Moerman and colleagues were working on serial analysis of gene expression (SAGE) with purified cell populations in C. elegans. “We realized that SAGE has huge advantages for monitoring thousands of genes simultaneously,” he explains, “but you really don't get the detail at every individual cell that you need for each gene.” The researchers decided to take advantage of the fact that the C. elegans cell lineage has been mapped, that is, that the identity of each cell in the organism at every developmental stage is known, and conduct a large-scale expression analysis using GFP reporters. This was greatly expedited by the decision to use overlapping PCR to generate fusions of promoter regions to GFP instead of standard cloning procedures and by the use of automated software for primer design.

“Making the DNA to generate transgenic worms was extremely rapid,” says Moerman. “And even making the transgenics was not as bad as one would think. The real slow step was the analysis of the expression patterns.” The researchers observed expression for 1,886 out of 2,402 genes, classifying them based on the pattern, and conducted high-resolution imaging on those with complex expression patterns. They compared the results with those in literature for 10% of genes, and the data agreed in most (>80%) cases. Moerman emphasizes that one of the most important features of such a large-scale dataset is that it be very well validated. “These datasets aren't any good if they're not extremely accurate,” he says. “There is not a single cell where, if we say it expresses a certain gene, we are not 100% sure. When there is any doubt, it is better to say so.”

Accurate annotation is particularly important for perhaps the most exciting application of these data—the possibility to identify regulatory sequences that control gene expression in a particular cell or tissue type. “Although we cover only about 5% of the worm genome,” Moerman points out, “we have this rich array of expression patterns. If I was a bioinformatician interested in expression, I'd be all over this dataset.” The researchers saw tissue-specific expression for 20% of the genes analyzed, with many others expressed in multiple tissues or even in subsets of multiple tissues.
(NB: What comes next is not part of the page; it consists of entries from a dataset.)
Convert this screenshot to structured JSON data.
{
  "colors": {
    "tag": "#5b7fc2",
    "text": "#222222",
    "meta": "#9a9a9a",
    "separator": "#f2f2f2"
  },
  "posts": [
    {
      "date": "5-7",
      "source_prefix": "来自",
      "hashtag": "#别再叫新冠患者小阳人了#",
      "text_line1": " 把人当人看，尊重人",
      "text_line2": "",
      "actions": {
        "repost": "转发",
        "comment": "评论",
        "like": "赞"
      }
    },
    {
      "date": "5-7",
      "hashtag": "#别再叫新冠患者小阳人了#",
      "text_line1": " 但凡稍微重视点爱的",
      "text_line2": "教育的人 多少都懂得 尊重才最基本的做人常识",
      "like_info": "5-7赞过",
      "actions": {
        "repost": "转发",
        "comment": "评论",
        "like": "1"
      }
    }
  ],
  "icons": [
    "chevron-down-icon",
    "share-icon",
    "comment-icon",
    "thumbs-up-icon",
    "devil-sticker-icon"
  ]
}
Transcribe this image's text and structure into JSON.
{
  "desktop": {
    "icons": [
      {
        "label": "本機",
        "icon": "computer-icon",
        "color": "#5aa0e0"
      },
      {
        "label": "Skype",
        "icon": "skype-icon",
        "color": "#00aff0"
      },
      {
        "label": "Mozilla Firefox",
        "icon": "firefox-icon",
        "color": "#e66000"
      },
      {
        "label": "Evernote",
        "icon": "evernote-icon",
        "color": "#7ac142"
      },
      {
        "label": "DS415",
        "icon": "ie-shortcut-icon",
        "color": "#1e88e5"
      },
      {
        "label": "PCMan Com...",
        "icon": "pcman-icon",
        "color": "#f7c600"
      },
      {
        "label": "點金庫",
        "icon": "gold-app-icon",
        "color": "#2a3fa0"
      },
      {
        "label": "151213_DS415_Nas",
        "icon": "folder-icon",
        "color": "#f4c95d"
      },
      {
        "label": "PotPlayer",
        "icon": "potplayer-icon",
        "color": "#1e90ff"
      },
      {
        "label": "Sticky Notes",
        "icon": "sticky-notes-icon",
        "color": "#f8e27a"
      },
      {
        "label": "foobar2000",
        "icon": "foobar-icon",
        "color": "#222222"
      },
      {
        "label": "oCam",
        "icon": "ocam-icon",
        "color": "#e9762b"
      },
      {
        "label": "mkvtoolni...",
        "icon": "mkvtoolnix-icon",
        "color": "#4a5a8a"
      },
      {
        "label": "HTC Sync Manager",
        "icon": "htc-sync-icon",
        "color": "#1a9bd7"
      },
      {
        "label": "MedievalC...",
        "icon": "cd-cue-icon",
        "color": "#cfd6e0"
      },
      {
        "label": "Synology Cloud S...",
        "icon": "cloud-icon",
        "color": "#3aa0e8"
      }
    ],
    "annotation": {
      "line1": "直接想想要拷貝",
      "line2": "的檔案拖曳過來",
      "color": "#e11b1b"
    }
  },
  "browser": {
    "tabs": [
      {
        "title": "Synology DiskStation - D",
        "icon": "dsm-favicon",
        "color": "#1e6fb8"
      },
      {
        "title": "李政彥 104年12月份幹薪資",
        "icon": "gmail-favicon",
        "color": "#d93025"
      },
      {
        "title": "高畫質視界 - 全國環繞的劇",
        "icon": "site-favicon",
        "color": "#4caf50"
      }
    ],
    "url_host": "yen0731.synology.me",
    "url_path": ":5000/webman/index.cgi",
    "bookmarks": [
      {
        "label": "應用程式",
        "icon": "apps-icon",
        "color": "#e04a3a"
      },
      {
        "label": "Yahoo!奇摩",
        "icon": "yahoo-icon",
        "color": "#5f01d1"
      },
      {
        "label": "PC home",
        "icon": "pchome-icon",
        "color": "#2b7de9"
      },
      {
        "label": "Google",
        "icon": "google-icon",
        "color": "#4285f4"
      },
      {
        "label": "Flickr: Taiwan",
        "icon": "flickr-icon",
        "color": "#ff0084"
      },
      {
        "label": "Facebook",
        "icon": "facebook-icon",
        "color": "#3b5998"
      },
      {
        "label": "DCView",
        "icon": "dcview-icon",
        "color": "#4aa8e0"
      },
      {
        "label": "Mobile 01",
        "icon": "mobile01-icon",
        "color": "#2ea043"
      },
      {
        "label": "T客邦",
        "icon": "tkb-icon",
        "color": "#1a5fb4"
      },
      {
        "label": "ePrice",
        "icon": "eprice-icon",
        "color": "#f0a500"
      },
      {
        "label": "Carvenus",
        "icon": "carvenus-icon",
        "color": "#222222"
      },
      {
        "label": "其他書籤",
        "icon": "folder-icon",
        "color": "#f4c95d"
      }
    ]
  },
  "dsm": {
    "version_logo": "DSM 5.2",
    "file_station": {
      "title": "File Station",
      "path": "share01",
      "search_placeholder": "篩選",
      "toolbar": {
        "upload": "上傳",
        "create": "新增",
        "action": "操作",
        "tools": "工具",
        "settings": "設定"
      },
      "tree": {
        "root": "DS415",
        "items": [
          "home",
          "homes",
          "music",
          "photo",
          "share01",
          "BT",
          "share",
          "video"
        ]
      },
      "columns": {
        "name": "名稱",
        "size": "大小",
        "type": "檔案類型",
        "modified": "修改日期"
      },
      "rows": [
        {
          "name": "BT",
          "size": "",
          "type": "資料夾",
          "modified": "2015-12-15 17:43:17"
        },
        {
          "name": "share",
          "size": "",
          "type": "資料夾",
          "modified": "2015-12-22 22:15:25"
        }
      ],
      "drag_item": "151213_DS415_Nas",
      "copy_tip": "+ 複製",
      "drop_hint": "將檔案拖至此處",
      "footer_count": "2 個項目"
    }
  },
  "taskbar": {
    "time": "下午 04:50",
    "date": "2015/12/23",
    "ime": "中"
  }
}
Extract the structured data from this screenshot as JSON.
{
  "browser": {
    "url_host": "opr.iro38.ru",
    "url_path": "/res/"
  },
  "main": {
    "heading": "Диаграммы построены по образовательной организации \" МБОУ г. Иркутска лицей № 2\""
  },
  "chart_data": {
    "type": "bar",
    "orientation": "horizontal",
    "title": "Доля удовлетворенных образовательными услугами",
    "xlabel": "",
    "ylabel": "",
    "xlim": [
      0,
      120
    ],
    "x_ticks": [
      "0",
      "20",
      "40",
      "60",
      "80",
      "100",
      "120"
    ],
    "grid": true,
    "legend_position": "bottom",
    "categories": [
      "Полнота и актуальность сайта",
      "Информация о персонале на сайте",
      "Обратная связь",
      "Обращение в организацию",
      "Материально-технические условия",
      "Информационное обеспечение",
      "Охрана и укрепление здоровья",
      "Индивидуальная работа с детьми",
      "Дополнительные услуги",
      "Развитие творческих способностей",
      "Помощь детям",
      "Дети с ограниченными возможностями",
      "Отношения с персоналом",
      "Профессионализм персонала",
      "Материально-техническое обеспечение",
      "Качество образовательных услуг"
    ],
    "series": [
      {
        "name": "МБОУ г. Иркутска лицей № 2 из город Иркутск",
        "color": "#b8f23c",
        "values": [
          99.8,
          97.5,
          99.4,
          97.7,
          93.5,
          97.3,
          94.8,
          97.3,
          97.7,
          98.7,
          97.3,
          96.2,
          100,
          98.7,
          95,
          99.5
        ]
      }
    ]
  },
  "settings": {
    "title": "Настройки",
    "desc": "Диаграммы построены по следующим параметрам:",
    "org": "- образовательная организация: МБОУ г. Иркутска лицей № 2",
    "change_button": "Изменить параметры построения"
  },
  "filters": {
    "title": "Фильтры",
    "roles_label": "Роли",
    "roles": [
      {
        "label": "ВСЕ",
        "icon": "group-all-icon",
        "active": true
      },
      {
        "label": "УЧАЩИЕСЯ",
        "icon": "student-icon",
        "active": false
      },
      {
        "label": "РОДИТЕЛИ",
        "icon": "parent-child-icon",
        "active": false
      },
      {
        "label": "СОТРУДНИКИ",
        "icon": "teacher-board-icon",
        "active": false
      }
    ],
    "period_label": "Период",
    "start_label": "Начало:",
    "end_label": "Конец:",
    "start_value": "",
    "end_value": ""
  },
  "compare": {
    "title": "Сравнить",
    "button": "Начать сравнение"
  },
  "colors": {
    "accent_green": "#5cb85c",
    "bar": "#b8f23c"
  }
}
Perhaps the most striking result is that cell-specific gene expression, or expression restricted to a subset of cells within a single tissue, was very infrequent. This is consistent with previous SAGE data, where approximately a quarter of the genome was seen to be expressed in a given C. elegans cell type. But this also brings up a limitation of reporter studies such as this one. As Moerman puts it, “quantitative levels of expression, and what kinds of networks are formed, are going to be really important, and we're barely scratching the surface of that. The qualitative on-off is sort of important to get you a first approximation, but then you have to look at the fine-tuning. There's no reason that gene regulation should be as simple as we'd like it to be.”